89 - Eskiden ekser İslâm aç değildi, tereffühe ihtiyar vardı. Şimdi açtır, telezzüze ihtiyar yoktur.
90 - Muvakkat lezzetten ziyade, muvakkat eleme tebessüm etmeli; hoş geldin demeli. Geçmiş lezaiz, ah vah dedirtir. "Ah!" müstetir bir elemin tercümanıdır. Geçmiş âlâm, "Oh!" dedirtir. O "Oh" muzmer bir lezzet ve nimetin muhbiridir.
91 - Nisyan dahi bir nimettir. Yalnız her günün âlâmını çektirir, müterakimi unutturur.

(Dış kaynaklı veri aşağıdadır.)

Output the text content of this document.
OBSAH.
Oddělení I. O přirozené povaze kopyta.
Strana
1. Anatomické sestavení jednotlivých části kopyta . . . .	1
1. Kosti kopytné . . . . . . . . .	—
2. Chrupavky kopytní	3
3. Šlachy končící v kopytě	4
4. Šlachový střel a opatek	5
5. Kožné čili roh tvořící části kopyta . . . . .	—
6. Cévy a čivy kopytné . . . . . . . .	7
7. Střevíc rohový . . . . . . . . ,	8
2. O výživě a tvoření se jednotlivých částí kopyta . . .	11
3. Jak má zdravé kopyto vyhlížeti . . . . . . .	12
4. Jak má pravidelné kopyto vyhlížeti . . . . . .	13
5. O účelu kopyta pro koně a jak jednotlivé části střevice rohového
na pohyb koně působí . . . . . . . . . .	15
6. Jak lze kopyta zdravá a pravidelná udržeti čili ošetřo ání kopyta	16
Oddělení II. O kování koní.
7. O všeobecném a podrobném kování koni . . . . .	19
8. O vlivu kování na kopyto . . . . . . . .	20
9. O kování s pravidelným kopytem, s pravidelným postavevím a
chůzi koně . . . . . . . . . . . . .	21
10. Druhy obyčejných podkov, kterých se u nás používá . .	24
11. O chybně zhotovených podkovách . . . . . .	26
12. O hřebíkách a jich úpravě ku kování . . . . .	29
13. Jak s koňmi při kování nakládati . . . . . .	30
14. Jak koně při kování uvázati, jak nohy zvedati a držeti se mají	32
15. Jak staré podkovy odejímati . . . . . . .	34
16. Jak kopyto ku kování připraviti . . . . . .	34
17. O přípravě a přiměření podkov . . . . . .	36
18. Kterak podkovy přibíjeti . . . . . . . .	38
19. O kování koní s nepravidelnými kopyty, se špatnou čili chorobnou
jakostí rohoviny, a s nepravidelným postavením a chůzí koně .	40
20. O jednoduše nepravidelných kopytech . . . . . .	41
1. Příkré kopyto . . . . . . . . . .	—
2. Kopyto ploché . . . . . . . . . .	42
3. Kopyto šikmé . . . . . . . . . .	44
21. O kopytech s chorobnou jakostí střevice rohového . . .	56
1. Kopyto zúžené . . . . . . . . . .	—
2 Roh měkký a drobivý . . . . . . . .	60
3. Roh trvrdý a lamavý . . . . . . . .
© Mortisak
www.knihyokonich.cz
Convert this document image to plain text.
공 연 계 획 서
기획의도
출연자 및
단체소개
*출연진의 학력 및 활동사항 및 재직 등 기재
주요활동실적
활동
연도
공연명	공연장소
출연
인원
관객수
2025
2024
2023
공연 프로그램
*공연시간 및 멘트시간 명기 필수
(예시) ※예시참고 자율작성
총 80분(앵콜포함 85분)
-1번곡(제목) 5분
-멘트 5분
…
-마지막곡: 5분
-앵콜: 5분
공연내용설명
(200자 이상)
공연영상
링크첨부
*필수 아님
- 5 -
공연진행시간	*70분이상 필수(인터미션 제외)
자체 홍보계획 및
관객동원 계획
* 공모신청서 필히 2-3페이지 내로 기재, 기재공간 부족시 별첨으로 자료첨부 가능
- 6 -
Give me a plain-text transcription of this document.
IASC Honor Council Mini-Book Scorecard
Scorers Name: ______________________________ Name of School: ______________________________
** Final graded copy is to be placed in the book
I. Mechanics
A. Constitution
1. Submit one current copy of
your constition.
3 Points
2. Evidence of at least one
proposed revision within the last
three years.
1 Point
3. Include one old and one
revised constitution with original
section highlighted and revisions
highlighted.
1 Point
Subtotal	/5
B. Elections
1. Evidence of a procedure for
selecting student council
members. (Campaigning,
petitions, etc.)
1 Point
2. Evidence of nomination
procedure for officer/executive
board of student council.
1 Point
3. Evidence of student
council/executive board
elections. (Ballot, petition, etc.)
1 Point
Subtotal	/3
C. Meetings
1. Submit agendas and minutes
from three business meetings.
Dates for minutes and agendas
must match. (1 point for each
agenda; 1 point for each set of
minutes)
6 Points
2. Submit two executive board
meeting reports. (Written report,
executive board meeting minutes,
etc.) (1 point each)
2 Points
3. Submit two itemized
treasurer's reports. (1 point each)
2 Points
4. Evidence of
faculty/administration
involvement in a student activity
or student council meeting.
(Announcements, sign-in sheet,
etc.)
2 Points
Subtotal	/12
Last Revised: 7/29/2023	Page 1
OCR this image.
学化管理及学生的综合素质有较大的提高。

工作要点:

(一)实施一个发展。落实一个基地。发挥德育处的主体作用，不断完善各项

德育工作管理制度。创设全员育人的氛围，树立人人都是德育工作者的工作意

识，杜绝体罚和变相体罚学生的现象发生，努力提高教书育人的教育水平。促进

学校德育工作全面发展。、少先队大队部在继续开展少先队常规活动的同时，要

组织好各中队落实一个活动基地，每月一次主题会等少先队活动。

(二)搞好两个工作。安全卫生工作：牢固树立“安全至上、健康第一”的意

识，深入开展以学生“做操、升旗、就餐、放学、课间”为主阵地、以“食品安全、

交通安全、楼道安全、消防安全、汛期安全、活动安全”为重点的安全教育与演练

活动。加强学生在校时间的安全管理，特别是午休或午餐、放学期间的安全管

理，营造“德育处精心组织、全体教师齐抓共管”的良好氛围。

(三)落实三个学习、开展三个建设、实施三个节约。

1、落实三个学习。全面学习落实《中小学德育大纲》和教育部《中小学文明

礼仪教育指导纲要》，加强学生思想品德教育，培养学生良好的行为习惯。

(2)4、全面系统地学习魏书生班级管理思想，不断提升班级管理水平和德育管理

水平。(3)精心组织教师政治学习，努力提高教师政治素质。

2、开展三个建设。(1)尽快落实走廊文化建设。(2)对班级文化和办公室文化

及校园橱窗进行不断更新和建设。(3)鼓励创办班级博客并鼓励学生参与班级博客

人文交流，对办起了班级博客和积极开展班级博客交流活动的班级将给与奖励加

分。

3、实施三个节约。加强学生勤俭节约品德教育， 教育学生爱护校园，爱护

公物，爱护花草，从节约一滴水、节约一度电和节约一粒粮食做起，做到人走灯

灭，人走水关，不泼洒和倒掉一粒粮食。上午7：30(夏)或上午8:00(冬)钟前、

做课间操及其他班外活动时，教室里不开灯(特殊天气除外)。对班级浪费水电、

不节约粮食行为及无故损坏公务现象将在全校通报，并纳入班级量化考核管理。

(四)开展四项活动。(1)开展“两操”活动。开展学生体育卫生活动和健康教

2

92 - Derece-i hararet gibi, her musibette bir derece-i nimet vardır. Daha büyüğünü düşünüp, küçükteki derece-i nimeti görüp, Allah’a şükretmeli. Yoksa isti’zam ile üflense, şişer; merak edilse, ikileşir; kalbdeki misali, hayali hakikata inkılab eder; o da kalbi döver.